What a cutie! That's a shame about his ears!


----------



## ILGHAUS (Nov 25, 2002)

Town? What shelter?


----------



## GSDTrain (Apr 21, 2008)

i don't know, this is all the info i recieved about him


----------



## balakai (Feb 9, 2005)

There is a new post on him--please read as they are asking people NOT to call but rather to contact one rescue group that is trying to help him.

http://www.germanshepherds.com/forum/ubbthreads.php?ubb=showflat&Number=763427&page=1#Post763427

~Kristin


----------



## chruby (Sep 21, 2005)

Bump....he looks really sweet.


----------



## CindyM (Mar 20, 2007)

I am in Northwest Indiana if pull/transport help is needed. Any updates?


----------



## Fran_E (Dec 22, 2006)

I hope it is okay to give this guy a bump, his time is up today and he is on very limited time. I received an email from the rescue group last night that they have not had any luck finding a spot for him.

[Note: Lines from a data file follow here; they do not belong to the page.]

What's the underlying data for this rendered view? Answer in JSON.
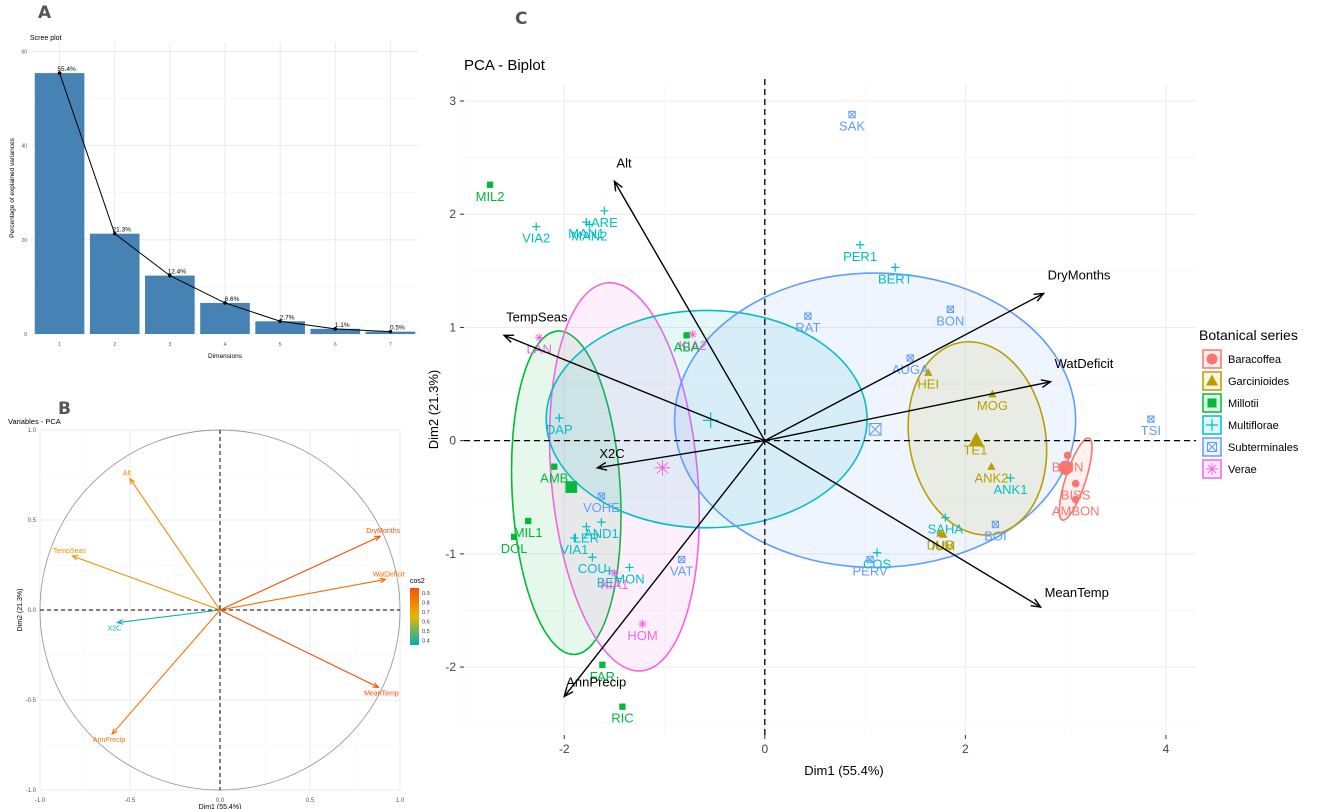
{
  "panel_labels": {
    "a": "A",
    "b": "B",
    "c": "C"
  },
  "colors": {
    "bar": "#4682b4",
    "Baracoffea": "#f8766d",
    "Garcinioides": "#b79f00",
    "Millotii": "#00ba38",
    "Multiflorae": "#00bfc4",
    "Subterminales": "#619cff",
    "Verae": "#f564e3"
  },
  "chart_data": [
    {
      "type": "bar",
      "title": "Scree plot",
      "xlabel": "Dimensions",
      "ylabel": "Percentage of explained variances",
      "categories": [
        "1",
        "2",
        "3",
        "4",
        "5",
        "6",
        "7"
      ],
      "values": [
        55.4,
        21.3,
        12.4,
        6.6,
        2.7,
        1.1,
        0.5
      ],
      "value_labels": [
        "55.4%",
        "21.3%",
        "12.4%",
        "6.6%",
        "2.7%",
        "1.1%",
        "0.5%"
      ],
      "ylim": [
        0,
        62
      ],
      "y_ticks": [
        "0",
        "20",
        "40",
        "60"
      ],
      "line_overlay": true
    },
    {
      "type": "scatter",
      "title": "Variables - PCA",
      "xlabel": "Dim1 (55.4%)",
      "ylabel": "Dim2 (21.3%)",
      "xlim": [
        -1.0,
        1.0
      ],
      "ylim": [
        -1.0,
        1.0
      ],
      "x_ticks": [
        "-1.0",
        "-0.5",
        "0.0",
        "0.5",
        "1.0"
      ],
      "y_ticks": [
        "-1.0",
        "-0.5",
        "0.0",
        "0.5",
        "1.0"
      ],
      "legend_title": "cos2",
      "legend_ticks": [
        "0.9",
        "0.8",
        "0.7",
        "0.6",
        "0.5",
        "0.4"
      ],
      "cos2_range": [
        0.35,
        0.95
      ],
      "vectors": [
        {
          "name": "Alt",
          "x": -0.5,
          "y": 0.73,
          "cos2": 0.78
        },
        {
          "name": "TempSeas",
          "x": -0.82,
          "y": 0.3,
          "cos2": 0.76
        },
        {
          "name": "X2C",
          "x": -0.57,
          "y": -0.07,
          "cos2": 0.36
        },
        {
          "name": "DryMonths",
          "x": 0.89,
          "y": 0.41,
          "cos2": 0.95
        },
        {
          "name": "WatDeficit",
          "x": 0.92,
          "y": 0.17,
          "cos2": 0.87
        },
        {
          "name": "MeanTemp",
          "x": 0.88,
          "y": -0.43,
          "cos2": 0.95
        },
        {
          "name": "AnnPrecip",
          "x": -0.6,
          "y": -0.69,
          "cos2": 0.84
        }
      ]
    },
    {
      "type": "scatter",
      "title": "PCA - Biplot",
      "xlabel": "Dim1 (55.4%)",
      "ylabel": "Dim2 (21.3%)",
      "xlim": [
        -3.0,
        4.3
      ],
      "ylim": [
        -2.6,
        3.15
      ],
      "x_ticks": [
        -2,
        0,
        2,
        4
      ],
      "y_ticks": [
        -2,
        -1,
        0,
        1,
        2,
        3
      ],
      "legend_title": "Botanical series",
      "legend_position": "right",
      "groups": [
        {
          "name": "Baracoffea",
          "shape": "circle"
        },
        {
          "name": "Garcinioides",
          "shape": "triangle"
        },
        {
          "name": "Millotii",
          "shape": "square"
        },
        {
          "name": "Multiflorae",
          "shape": "plus"
        },
        {
          "name": "Subterminales",
          "shape": "boxx"
        },
        {
          "name": "Verae",
          "shape": "star"
        }
      ],
      "points": [
        {
          "label": "SAK",
          "x": 0.87,
          "y": 2.88,
          "group": "Subterminales"
        },
        {
          "label": "MIL2",
          "x": -2.74,
          "y": 2.26,
          "group": "Millotii"
        },
        {
          "label": "ARE",
          "x": -1.6,
          "y": 2.03,
          "group": "Multiflorae"
        },
        {
          "label": "MAN1",
          "x": -1.78,
          "y": 1.93,
          "group": "Multiflorae"
        },
        {
          "label": "MAN2",
          "x": -1.75,
          "y": 1.91,
          "group": "Multiflorae"
        },
        {
          "label": "VIA2",
          "x": -2.28,
          "y": 1.89,
          "group": "Multiflorae"
        },
        {
          "label": "PER1",
          "x": 0.95,
          "y": 1.73,
          "group": "Multiflorae"
        },
        {
          "label": "BERT",
          "x": 1.3,
          "y": 1.53,
          "group": "Multiflorae"
        },
        {
          "label": "BON",
          "x": 1.85,
          "y": 1.16,
          "group": "Subterminales"
        },
        {
          "label": "RAT",
          "x": 0.43,
          "y": 1.1,
          "group": "Subterminales"
        },
        {
          "label": "KIA2",
          "x": -0.72,
          "y": 0.94,
          "group": "Verae"
        },
        {
          "label": "ABA",
          "x": -0.78,
          "y": 0.93,
          "group": "Millotii"
        },
        {
          "label": "LAN",
          "x": -2.25,
          "y": 0.91,
          "group": "Verae"
        },
        {
          "label": "AUGA",
          "x": 1.45,
          "y": 0.73,
          "group": "Subterminales"
        },
        {
          "label": "HEI",
          "x": 1.63,
          "y": 0.6,
          "group": "Garcinioides"
        },
        {
          "label": "MOG",
          "x": 2.27,
          "y": 0.41,
          "group": "Garcinioides"
        },
        {
          "label": "DAP",
          "x": -2.05,
          "y": 0.2,
          "group": "Multiflorae"
        },
        {
          "label": "TSI",
          "x": 3.85,
          "y": 0.19,
          "group": "Subterminales"
        },
        {
          "label": "TE1",
          "x": 2.1,
          "y": 0.02,
          "group": "Garcinioides"
        },
        {
          "label": "AMB",
          "x": -2.1,
          "y": -0.23,
          "group": "Millotii"
        },
        {
          "label": "BOIN",
          "x": 3.02,
          "y": -0.13,
          "group": "Baracoffea"
        },
        {
          "label": "ANK1",
          "x": 2.45,
          "y": -0.33,
          "group": "Multiflorae"
        },
        {
          "label": "ANK2",
          "x": 2.26,
          "y": -0.23,
          "group": "Garcinioides"
        },
        {
          "label": "BISS",
          "x": 3.1,
          "y": -0.38,
          "group": "Baracoffea"
        },
        {
          "label": "VOHE",
          "x": -1.63,
          "y": -0.49,
          "group": "Subterminales"
        },
        {
          "label": "AMBON",
          "x": 3.1,
          "y": -0.52,
          "group": "Baracoffea"
        },
        {
          "label": "SAHA",
          "x": 1.8,
          "y": -0.68,
          "group": "Multiflorae"
        },
        {
          "label": "IUM",
          "x": 1.78,
          "y": -0.83,
          "group": "Garcinioides"
        },
        {
          "label": "BOI",
          "x": 2.3,
          "y": -0.74,
          "group": "Subterminales"
        },
        {
          "label": "MIL1",
          "x": -2.36,
          "y": -0.71,
          "group": "Millotii"
        },
        {
          "label": "AND1",
          "x": -1.63,
          "y": -0.72,
          "group": "Multiflorae"
        },
        {
          "label": "LER",
          "x": -1.78,
          "y": -0.76,
          "group": "Multiflorae"
        },
        {
          "label": "DOL",
          "x": -2.5,
          "y": -0.85,
          "group": "Millotii"
        },
        {
          "label": "VIA1",
          "x": -1.9,
          "y": -0.86,
          "group": "Multiflorae"
        },
        {
          "label": "COS",
          "x": 1.12,
          "y": -0.99,
          "group": "Multiflorae"
        },
        {
          "label": "DUB",
          "x": 1.75,
          "y": -0.82,
          "group": "Garcinioides"
        },
        {
          "label": "PERV",
          "x": 1.05,
          "y": -1.05,
          "group": "Subterminales"
        },
        {
          "label": "COU",
          "x": -1.72,
          "y": -1.03,
          "group": "Multiflorae"
        },
        {
          "label": "VAT",
          "x": -0.83,
          "y": -1.05,
          "group": "Subterminales"
        },
        {
          "label": "MON",
          "x": -1.35,
          "y": -1.12,
          "group": "Multiflorae"
        },
        {
          "label": "BET",
          "x": -1.55,
          "y": -1.15,
          "group": "Multiflorae"
        },
        {
          "label": "KIA1",
          "x": -1.5,
          "y": -1.17,
          "group": "Verae"
        },
        {
          "label": "HOM",
          "x": -1.22,
          "y": -1.62,
          "group": "Verae"
        },
        {
          "label": "FAR",
          "x": -1.62,
          "y": -1.98,
          "group": "Millotii"
        },
        {
          "label": "RIC",
          "x": -1.42,
          "y": -2.35,
          "group": "Millotii"
        }
      ],
      "ellipses": [
        {
          "group": "Millotii",
          "cx": -1.98,
          "cy": -0.46,
          "rx": 0.54,
          "ry": 1.43,
          "angle": -3
        },
        {
          "group": "Verae",
          "cx": -1.4,
          "cy": -0.32,
          "rx": 0.73,
          "ry": 1.72,
          "angle": -5
        },
        {
          "group": "Multiflorae",
          "cx": -0.58,
          "cy": 0.19,
          "rx": 1.6,
          "ry": 0.96,
          "angle": 0
        },
        {
          "group": "Subterminales",
          "cx": 1.1,
          "cy": 0.18,
          "rx": 2.0,
          "ry": 1.3,
          "angle": 0
        },
        {
          "group": "Garcinioides",
          "cx": 2.12,
          "cy": 0.02,
          "rx": 0.68,
          "ry": 0.86,
          "angle": -10
        },
        {
          "group": "Baracoffea",
          "cx": 3.1,
          "cy": -0.34,
          "rx": 0.1,
          "ry": 0.38,
          "angle": 18
        }
      ],
      "centroids": [
        {
          "group": "Millotii",
          "x": -1.93,
          "y": -0.41
        },
        {
          "group": "Verae",
          "x": -1.02,
          "y": -0.24
        },
        {
          "group": "Multiflorae",
          "x": -0.54,
          "y": 0.18
        },
        {
          "group": "Subterminales",
          "x": 1.1,
          "y": 0.1
        },
        {
          "group": "Garcinioides",
          "x": 2.11,
          "y": 0.0
        },
        {
          "group": "Baracoffea",
          "x": 3.0,
          "y": -0.24
        }
      ],
      "arrows": [
        {
          "name": "Alt",
          "x": -1.5,
          "y": 2.29
        },
        {
          "name": "TempSeas",
          "x": -2.6,
          "y": 0.93
        },
        {
          "name": "X2C",
          "x": -1.67,
          "y": -0.24
        },
        {
          "name": "DryMonths",
          "x": 2.78,
          "y": 1.3
        },
        {
          "name": "WatDeficit",
          "x": 2.85,
          "y": 0.52
        },
        {
          "name": "MeanTemp",
          "x": 2.75,
          "y": -1.47
        },
        {
          "name": "AnnPrecip",
          "x": -2.0,
          "y": -2.26
        }
      ]
    }
  ]
}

This is the info I received: 

Ringo is a 3 year old male. He appears to be a purebred German Shepherd. He is very large and probably weighs about 80 pounds. He is a beutiful boy, but unfortunately someone did not take care of him. The tips of both of his ears are missing and it appears that have been eaten at by flies for quite a long time. He also appears to never have received much training...he is quite energetic and headstrong. He requires someone with much patience and experience with the breed to give him the training he needs. He is friendly with other dogs and people.
RELEASED: TOMORROW....TUESDAY 8/12/08!!!!


----------



## CindyM (Mar 20, 2007)

anybody????


----------